Erstellt am 26. Januar 2016, 04:58

von Rupert Kornell

Sorge um Wasser ist unbegründet. Trotz heißem Jahr 2015 keine Engpässe. Wolfshof noch heuer wird ans Netz angeschlossen.

»Wenn auch 2016 der Sommer wieder so heiß wird wie im vergangenen Jahr, braucht die Bevölkerung nicht fürchten, dass wir zuwenig Wasser haben«, versprechen Bürgermeister Martin Falk, Wassermeister Rudolf Winkelhofer und dessen Stellvertreter Andreas Zauner (von links). Foto: Rupert Kornell  |  NOEN, Rupert Kornell
„Auch wenn 2015 ein heißes Jahr war, hat es in Gars keinen nennenswerten Mehr-Verbrauch gegeben, die Versorgung konnte in allen Bereichen sichergestellt werden“, zieht Bürgermeister Martin Falk, assistiert von Wassermeister Rudolf Winkelmüller und Stellvertreter Andreas Zauner, Bilanz.

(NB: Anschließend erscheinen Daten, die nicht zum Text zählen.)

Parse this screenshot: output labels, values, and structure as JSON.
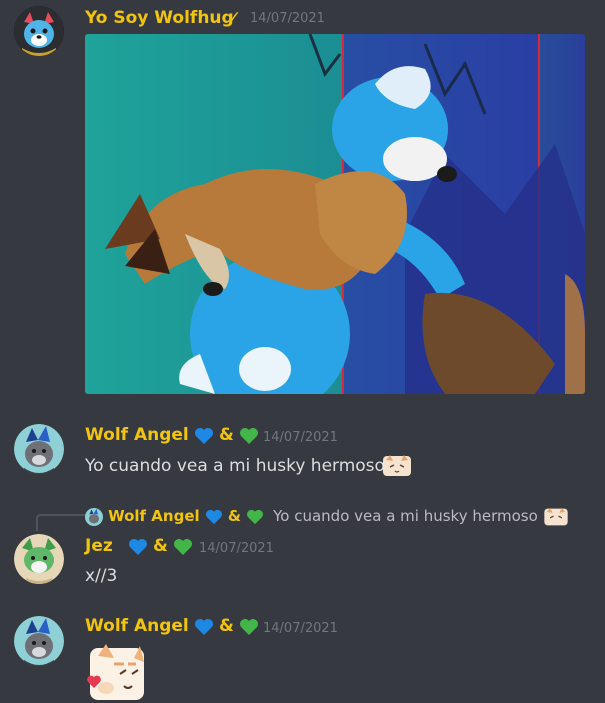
{
  "messages": [
    {
      "author": "Yo Soy Wolfhug",
      "verified_mark": "✓",
      "timestamp": "14/07/2021",
      "avatar_icon": "blue-wolf-avatar-icon",
      "attachment": "image"
    },
    {
      "author": "Wolf Angel",
      "amp": "&",
      "timestamp": "14/07/2021",
      "text": "Yo cuando vea a mi husky hermoso",
      "avatar_icon": "wolf-angel-avatar-icon"
    },
    {
      "reply_author": "Wolf Angel",
      "reply_amp": "&",
      "reply_text": "Yo cuando vea a mi husky hermoso",
      "author": "Jez",
      "amp": "&",
      "timestamp": "14/07/2021",
      "text": "x//3",
      "avatar_icon": "green-cat-avatar-icon"
    },
    {
      "author": "Wolf Angel",
      "amp": "&",
      "timestamp": "14/07/2021",
      "avatar_icon": "wolf-angel-avatar-icon",
      "sticker": "cat-kiss-sticker"
    }
  ],
  "colors": {
    "background": "#36393f",
    "name": "#f1c40f",
    "timestamp": "#72767d",
    "text": "#dcddde",
    "blue_heart": "#1e88e5",
    "green_heart": "#43b649"
  }
}
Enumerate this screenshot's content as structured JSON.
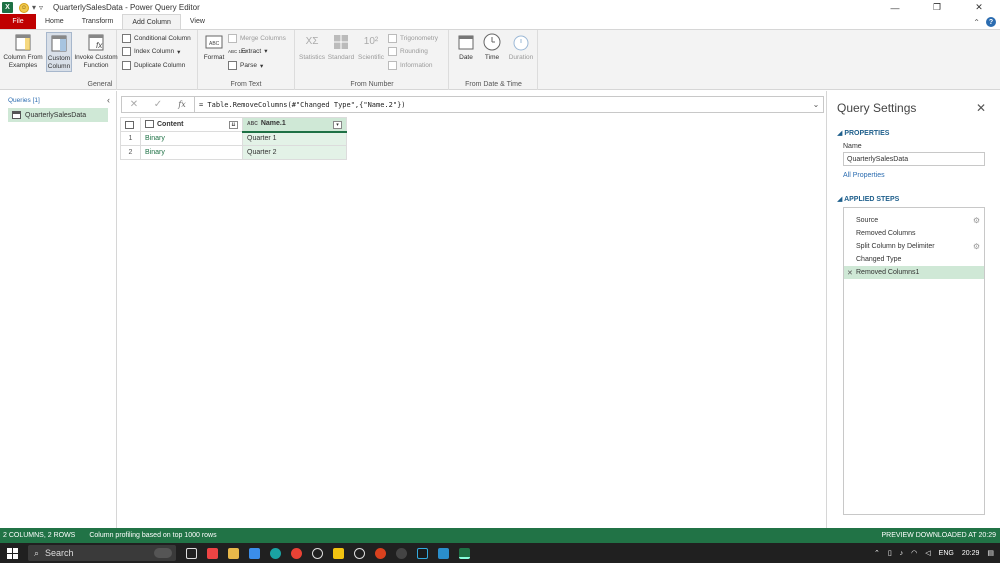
{
  "window": {
    "title": "QuarterlySalesData - Power Query Editor",
    "app_icon": "X",
    "controls": [
      "—",
      "❐",
      "✕"
    ]
  },
  "tabs": [
    {
      "label": "File"
    },
    {
      "label": "Home"
    },
    {
      "label": "Transform"
    },
    {
      "label": "Add Column"
    },
    {
      "label": "View"
    }
  ],
  "ribbon": {
    "general": {
      "label": "General",
      "column_from_examples": "Column From Examples",
      "custom_column": "Custom Column",
      "invoke_custom_function": "Invoke Custom Function",
      "conditional_column": "Conditional Column",
      "index_column": "Index Column",
      "duplicate_column": "Duplicate Column"
    },
    "from_text": {
      "label": "From Text",
      "format": "Format",
      "merge_columns": "Merge Columns",
      "extract": "Extract",
      "parse": "Parse",
      "abc": "ABC",
      "abc123": "ABC 123"
    },
    "from_number": {
      "label": "From Number",
      "statistics": "Statistics",
      "standard": "Standard",
      "scientific": "Scientific",
      "trigonometry": "Trigonometry",
      "rounding": "Rounding",
      "information": "Information",
      "sigma": "XΣ",
      "ten_sq": "10²"
    },
    "from_date_time": {
      "label": "From Date & Time",
      "date": "Date",
      "time": "Time",
      "duration": "Duration"
    }
  },
  "queries": {
    "header": "Queries [1]",
    "items": [
      "QuarterlySalesData"
    ]
  },
  "formula_bar": {
    "cancel": "✕",
    "confirm": "✓",
    "fx": "fx",
    "formula": "= Table.RemoveColumns(#\"Changed Type\",{\"Name.2\"})"
  },
  "grid": {
    "columns": [
      {
        "name": "Content",
        "type_label": ""
      },
      {
        "name": "Name.1",
        "type_label": "ABC"
      }
    ],
    "rows": [
      {
        "num": "1",
        "content": "Binary",
        "name1": "Quarter 1"
      },
      {
        "num": "2",
        "content": "Binary",
        "name1": "Quarter 2"
      }
    ]
  },
  "settings": {
    "title": "Query Settings",
    "properties_header": "PROPERTIES",
    "name_label": "Name",
    "name_value": "QuarterlySalesData",
    "all_properties": "All Properties",
    "applied_steps_header": "APPLIED STEPS",
    "steps": [
      {
        "label": "Source",
        "gear": true
      },
      {
        "label": "Removed Columns",
        "gear": false
      },
      {
        "label": "Split Column by Delimiter",
        "gear": true
      },
      {
        "label": "Changed Type",
        "gear": false
      },
      {
        "label": "Removed Columns1",
        "gear": false,
        "active": true
      }
    ]
  },
  "status": {
    "left1": "2 COLUMNS, 2 ROWS",
    "left2": "Column profiling based on top 1000 rows",
    "right": "PREVIEW DOWNLOADED AT 20:29"
  },
  "taskbar": {
    "search": "Search",
    "lang": "ENG",
    "time": "20:29"
  },
  "colors": {
    "excel_green": "#217346",
    "file_red": "#c00000",
    "selection_green": "#cfe8d6"
  }
}
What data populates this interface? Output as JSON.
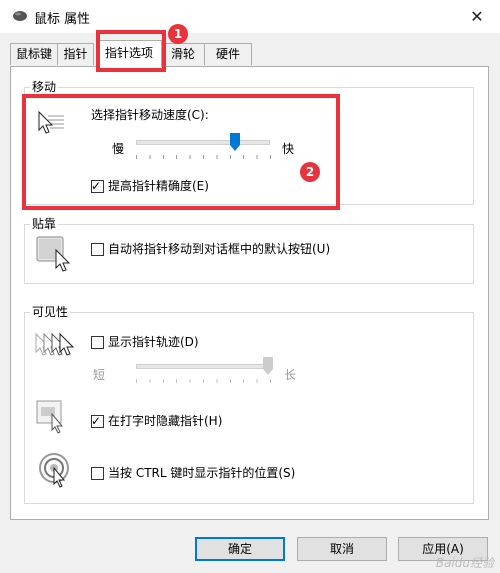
{
  "window": {
    "title": "鼠标 属性",
    "close_glyph": "✕"
  },
  "tabs": [
    {
      "label": "鼠标键"
    },
    {
      "label": "指针"
    },
    {
      "label": "指针选项"
    },
    {
      "label": "滑轮"
    },
    {
      "label": "硬件"
    }
  ],
  "motion": {
    "legend": "移动",
    "speed_label": "选择指针移动速度(C):",
    "slow": "慢",
    "fast": "快",
    "speed_level": 0.75,
    "precision_label": "提高指针精确度(E)",
    "precision_checked": true
  },
  "snap": {
    "legend": "贴靠",
    "label": "自动将指针移动到对话框中的默认按钮(U)",
    "checked": false
  },
  "visibility": {
    "legend": "可见性",
    "trails_label": "显示指针轨迹(D)",
    "trails_checked": false,
    "short": "短",
    "long": "长",
    "trail_level": 1.0,
    "hide_label": "在打字时隐藏指针(H)",
    "hide_checked": true,
    "ctrl_label": "当按 CTRL 键时显示指针的位置(S)",
    "ctrl_checked": false
  },
  "buttons": {
    "ok": "确定",
    "cancel": "取消",
    "apply": "应用(A)"
  },
  "annotations": {
    "badge1": "1",
    "badge2": "2",
    "color": "#e8323c"
  },
  "watermark": "Baidu经验"
}
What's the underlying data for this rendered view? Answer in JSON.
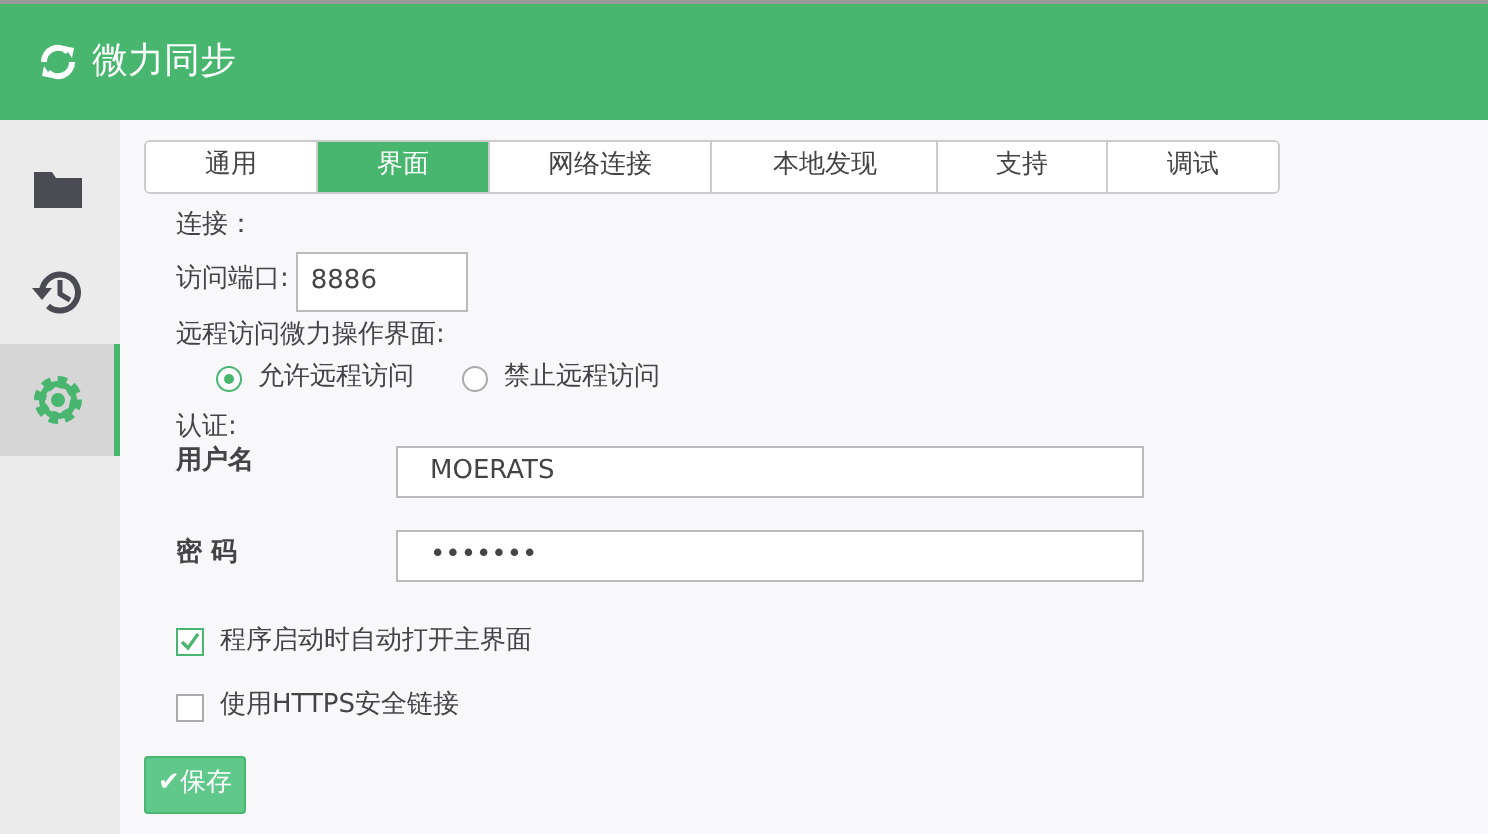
{
  "app": {
    "title": "微力同步"
  },
  "sidebar": {
    "items": [
      {
        "kind": "folder",
        "selected": false
      },
      {
        "kind": "history",
        "selected": false
      },
      {
        "kind": "settings",
        "selected": true
      }
    ]
  },
  "tabs": [
    {
      "label": "通用",
      "selected": false
    },
    {
      "label": "界面",
      "selected": true
    },
    {
      "label": "网络连接",
      "selected": false
    },
    {
      "label": "本地发现",
      "selected": false
    },
    {
      "label": "支持",
      "selected": false
    },
    {
      "label": "调试",
      "selected": false
    }
  ],
  "connection": {
    "heading": "连接：",
    "port_label": "访问端口:",
    "port_value": "8886"
  },
  "remote": {
    "heading": "远程访问微力操作界面:",
    "options": [
      {
        "label": "允许远程访问",
        "selected": true
      },
      {
        "label": "禁止远程访问",
        "selected": false
      }
    ]
  },
  "auth": {
    "heading": "认证:",
    "username_label": "用户名",
    "username_value": "MOERATS",
    "password_label": "密 码",
    "password_value": "•••••••"
  },
  "options": [
    {
      "label": "程序启动时自动打开主界面",
      "checked": true
    },
    {
      "label": "使用HTTPS安全链接",
      "checked": false
    }
  ],
  "save_button": {
    "icon": "✔",
    "label": "保存"
  }
}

Der Bevölkerung zollt er großes Lob für die Disziplin gerade in den heißen Sommermonaten: „Da wurde sehr sparsam mit dem Wasser umgegangen, die meisten haben von selbst mit dem Gießen des Rasens aufgehört.“ Die Versorgung sei deshalb und auch wegen des Ausbaus der Infrastruktur, vor allem von Transportleitungen, jederzeit gegeben gewesen.

Jahresverbrauch liegt bei 292.000.000 Liter

Mit rund 150 m³ Verbrauch pro Einwohner und Tag liege man im österreichischen Mittel. Wenn man aber die 292 Millionen Liter jährlich durch die Einwohnerzahl (rund 3.500) und die 365 Tage dividiert, kommt man allerdings auf 230 Liter.

„Die Differenz ergibt sich daraus, dass es Betriebe wie Häusermann mit großem Wasserverbrauch gibt, natürlich auch das Erlebnisbad. Und nicht unterschätzen darf man auch, dass es etwa 150 Pools in Gars gibt, die mit etwa 50 m³ Wasser befüllt werden“, klärt Falk auf. Daher sei der April, in dem im Vorjahr viele Pools befüllt wurden, auch einer der stärksten Verbrauchsmonate gewesen.

Gefördert wurden von den fünf Brunnen 381 m³, davon verbraucht 292 m³, der Verlust (Wasserentnahme von Hydranten, Rohrbrüche,Eigenentnahmen, Leitungsfüllung etc.) beträgt 89 m³, also ein Viertel der geförderten Menge.

Heuer steht noch ein Großprojekt an, nämlich die Versorgung der letzten Katastralgemeinde, nämlich Wolfshof, mit Wasser bzw. die Entsorgung der Abwässer mit einer Kostenschätzung von rund 1,4 Millionen Euro. „Ein wesentlicher Faktos ist dabei die Drucksteigerungsleitung von Thunau über 160 Höhenmeter, der Bau eines Hochbehälters und von 2,5 Kilometer Leitungen.